TOKYO - Japanese search teams returned to the peak of a volcano Wednesday for the first time in eight months to look for the bodies of six climbers still missing after an eruption that killed dozens.
Around 50 people, including police, firefighters and volcanologists, began an exploratory ascent of Mount Ontake in central Nagano prefecture with a view to resuming a full-scale search next month, after the rainy season.
The 3,067 metre (10,121 feet) Mount Ontake was packed with hikers out to see the region's spectacular autumn colours when it burst unexpectedly to life on September 27 last year.
The shock eruption was Japan's deadliest for almost 90 years, leaving an estimated 63 people dead, many of their bodies at least partially entombed in volcanic sludge.

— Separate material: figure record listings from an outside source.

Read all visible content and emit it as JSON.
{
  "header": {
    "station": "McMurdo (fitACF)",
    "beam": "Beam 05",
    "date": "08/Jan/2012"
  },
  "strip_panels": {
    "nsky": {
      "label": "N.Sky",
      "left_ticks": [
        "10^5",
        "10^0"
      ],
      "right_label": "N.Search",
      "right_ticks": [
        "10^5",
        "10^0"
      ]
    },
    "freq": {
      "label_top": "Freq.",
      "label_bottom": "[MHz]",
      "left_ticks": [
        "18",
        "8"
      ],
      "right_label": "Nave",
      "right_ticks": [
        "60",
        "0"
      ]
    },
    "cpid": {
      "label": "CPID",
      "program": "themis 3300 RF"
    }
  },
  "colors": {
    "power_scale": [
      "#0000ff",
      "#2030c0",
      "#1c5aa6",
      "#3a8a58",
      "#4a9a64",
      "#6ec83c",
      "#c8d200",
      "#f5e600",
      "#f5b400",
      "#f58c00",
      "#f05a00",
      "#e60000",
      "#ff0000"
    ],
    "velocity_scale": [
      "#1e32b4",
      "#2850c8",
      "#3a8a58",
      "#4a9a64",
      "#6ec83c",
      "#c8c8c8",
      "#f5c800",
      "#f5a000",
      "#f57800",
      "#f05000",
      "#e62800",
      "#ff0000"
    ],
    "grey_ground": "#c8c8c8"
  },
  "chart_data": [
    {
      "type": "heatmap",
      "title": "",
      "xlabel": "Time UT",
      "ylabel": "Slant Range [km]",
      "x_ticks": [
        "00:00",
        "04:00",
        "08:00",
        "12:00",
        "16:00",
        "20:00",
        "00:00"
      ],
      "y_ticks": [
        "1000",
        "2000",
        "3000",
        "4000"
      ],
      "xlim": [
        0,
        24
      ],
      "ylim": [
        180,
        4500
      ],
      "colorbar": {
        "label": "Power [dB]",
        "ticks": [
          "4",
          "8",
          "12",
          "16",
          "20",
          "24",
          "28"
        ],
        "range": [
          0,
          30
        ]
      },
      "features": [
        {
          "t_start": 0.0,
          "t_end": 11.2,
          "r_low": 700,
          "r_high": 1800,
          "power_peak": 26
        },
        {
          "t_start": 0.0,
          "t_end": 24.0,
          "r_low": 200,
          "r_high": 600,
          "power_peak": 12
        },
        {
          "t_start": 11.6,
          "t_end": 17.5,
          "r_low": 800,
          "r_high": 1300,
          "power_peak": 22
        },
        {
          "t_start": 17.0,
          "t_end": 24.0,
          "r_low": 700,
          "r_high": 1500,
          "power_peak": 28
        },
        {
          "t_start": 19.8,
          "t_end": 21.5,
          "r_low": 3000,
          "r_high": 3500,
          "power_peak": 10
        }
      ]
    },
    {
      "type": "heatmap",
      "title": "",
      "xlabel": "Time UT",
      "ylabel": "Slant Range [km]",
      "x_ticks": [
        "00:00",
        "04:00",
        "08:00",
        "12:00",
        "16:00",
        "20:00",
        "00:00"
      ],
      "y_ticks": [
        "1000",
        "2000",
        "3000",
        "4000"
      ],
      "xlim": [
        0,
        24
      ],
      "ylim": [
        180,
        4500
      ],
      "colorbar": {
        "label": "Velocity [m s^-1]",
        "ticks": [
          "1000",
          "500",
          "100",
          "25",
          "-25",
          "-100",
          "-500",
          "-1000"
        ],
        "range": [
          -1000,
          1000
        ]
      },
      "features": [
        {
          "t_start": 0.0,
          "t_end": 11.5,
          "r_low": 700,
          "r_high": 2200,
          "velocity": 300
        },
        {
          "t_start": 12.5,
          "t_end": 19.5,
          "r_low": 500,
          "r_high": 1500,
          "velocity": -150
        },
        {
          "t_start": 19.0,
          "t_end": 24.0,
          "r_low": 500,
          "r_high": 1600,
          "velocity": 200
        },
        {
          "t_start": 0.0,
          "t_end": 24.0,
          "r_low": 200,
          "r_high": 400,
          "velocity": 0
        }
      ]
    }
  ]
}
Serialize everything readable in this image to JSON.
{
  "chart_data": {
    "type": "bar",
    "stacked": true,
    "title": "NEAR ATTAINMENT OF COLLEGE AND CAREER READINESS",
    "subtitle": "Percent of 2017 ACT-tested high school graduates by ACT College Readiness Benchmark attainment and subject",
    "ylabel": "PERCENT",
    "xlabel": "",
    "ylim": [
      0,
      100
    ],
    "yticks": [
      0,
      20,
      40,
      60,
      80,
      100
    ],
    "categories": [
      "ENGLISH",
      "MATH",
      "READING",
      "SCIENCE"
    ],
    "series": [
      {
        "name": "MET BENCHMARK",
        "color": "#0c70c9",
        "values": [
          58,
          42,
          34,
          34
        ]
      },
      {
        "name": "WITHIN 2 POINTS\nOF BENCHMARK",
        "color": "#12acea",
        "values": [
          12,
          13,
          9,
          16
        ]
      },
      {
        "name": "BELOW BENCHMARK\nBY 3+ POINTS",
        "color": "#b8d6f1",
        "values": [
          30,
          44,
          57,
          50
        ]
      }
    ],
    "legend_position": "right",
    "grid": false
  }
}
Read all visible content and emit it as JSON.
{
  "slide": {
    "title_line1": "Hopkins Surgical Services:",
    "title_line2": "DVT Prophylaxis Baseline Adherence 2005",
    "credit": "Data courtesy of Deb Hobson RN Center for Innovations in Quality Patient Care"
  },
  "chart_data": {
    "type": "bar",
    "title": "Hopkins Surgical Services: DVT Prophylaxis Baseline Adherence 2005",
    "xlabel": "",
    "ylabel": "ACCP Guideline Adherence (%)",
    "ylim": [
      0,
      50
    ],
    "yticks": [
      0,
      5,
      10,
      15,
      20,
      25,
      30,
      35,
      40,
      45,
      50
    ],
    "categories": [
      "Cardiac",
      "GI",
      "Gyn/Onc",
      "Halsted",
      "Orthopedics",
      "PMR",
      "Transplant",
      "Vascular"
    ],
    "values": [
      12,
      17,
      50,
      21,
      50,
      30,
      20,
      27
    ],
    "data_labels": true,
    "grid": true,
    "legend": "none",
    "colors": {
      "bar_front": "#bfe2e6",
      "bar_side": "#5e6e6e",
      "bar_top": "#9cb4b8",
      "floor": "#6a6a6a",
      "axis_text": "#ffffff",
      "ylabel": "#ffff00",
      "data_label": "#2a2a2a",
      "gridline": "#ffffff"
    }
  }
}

Dramatic mobile phone footage showed hails of rock raining down as clouds of ash and smoke engulfed walkers on the volcano, which has long been popular among casual hikers.
Search and rescue teams trudged through thick, clay-like ash to recover 57 bodies in sometimes treacherous conditions, despite fears over toxic fumes and further eruptions.
The operation was suspended in October as autumn's rains began to give way to snow, which soon made the peak impassable.
"There is a part of me that feels rather worried about what it is like up there" around the summit, Noriyuki Hayashi, senior officer at Nagano prefecture police, told journalists Wednesday as the team prepared ascend Mount Ontake.
"But we will do what we can." The team observed a moment of silence in front of the mountain, which - even in the summer months of June - still has snow-covered ravines.
Aerial footage showed the searchers' bright outerwear against the grey lunar landscape of the ash-covered peak.
Ontake is one of scores of active volcanoes in Japan, which sits on the so-called "Ring of Fire", where a large proportion of the world's quakes and eruptions are recorded.
Last month, authorities evacuated a small island off Japan's far south coast when the volcano there erupted.
Autopsies on bodies recovered from Ontake last year revealed many of them died from injuries caused by flying rocks.
That led to a recommendation in March that people who climb Mount Fuji - also a volcano - should carry helmets and goggles with them.